Not really.
Maria Popova on the always excellent Brain Pickings re: John Quincy Adams and his thoughts on getting things done, learning, and wasting time:
Years earlier, in observing his own habits of mind in the course of his voracious self-education, Adams had become aware of the meager correlation between effort exerted and results obtained when a clarity of purpose is lacking — even the mightiest discipline, after all, is wasted without a clear direction.
The entire post is worth a read.
This quoted bit stuck out at me because of a personal hack that I do to ensure I get things done and don’t just spin my wheels. I give myself insanely tight windows to get things accomplished. While writing my first iOS app, a project that is extracurricular for me, I give myself only an hour or two at most each morning to work on it. I sometimes wake at 5:30a and have to finish what I’m doing by 7:30a so I can make it to work on time. This constraint means I need to be wholly focused on the tasks I need to get done.

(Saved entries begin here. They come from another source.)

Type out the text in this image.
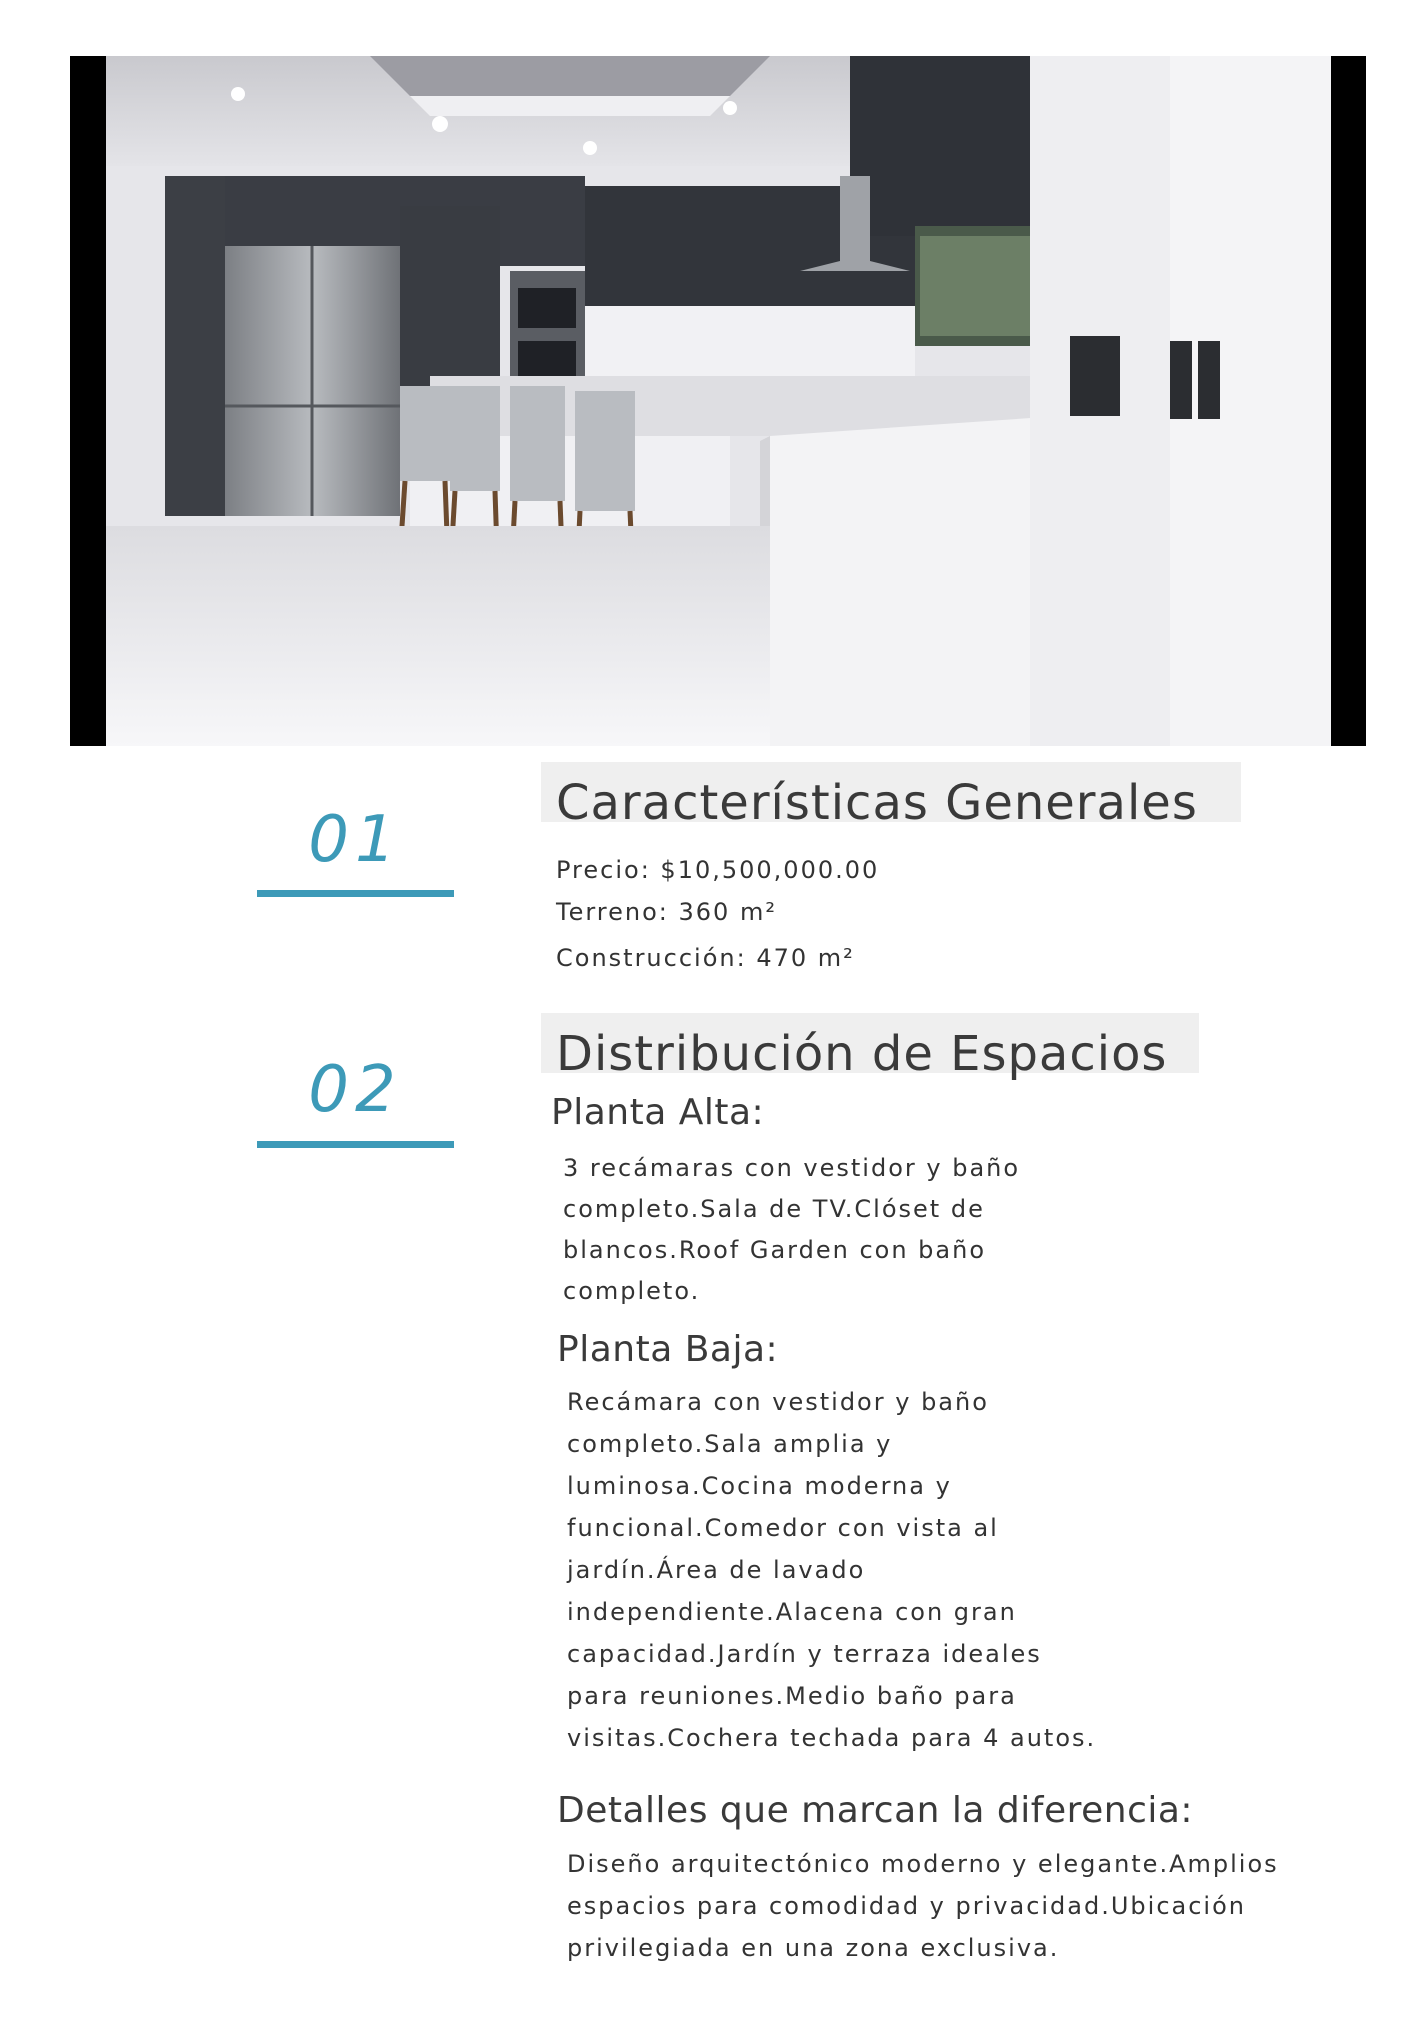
01	Características Generales
Precio: $10,500,000.00
Terreno: 360 m²
Construcción: 470 m²
02	Distribución de Espacios
Planta Alta:
3 recámaras con vestidor y baño
completo.Sala de TV.Clóset de
blancos.Roof Garden con baño
completo.
Planta Baja:
Recámara con vestidor y baño
completo.Sala amplia y
luminosa.Cocina moderna y
funcional.Comedor con vista al
jardín.Área de lavado
independiente.Alacena con gran
capacidad.Jardín y terraza ideales
para reuniones.Medio baño para
visitas.Cochera techada para 4 autos.
Detalles que marcan la diferencia:
Diseño arquitectónico moderno y elegante.Amplios
espacios para comodidad y privacidad.Ubicación
privilegiada en una zona exclusiva.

Quincy Adams also talks about the nature of time being spent on learning because it is in those times that you learn what do didn’t even know you were ignorant about. I find these moments spring up all the time. I might be intentionally researching something only to stumble on a completely different field of research that I need to do. I love those times and apparently Quincy Adams finally embraced those times later on in life and used them to help others.
I can’t believe he didn’t know Orion until he was almost 50. I wonder what I will stumble across at 50 that I wish I hadn’t missed?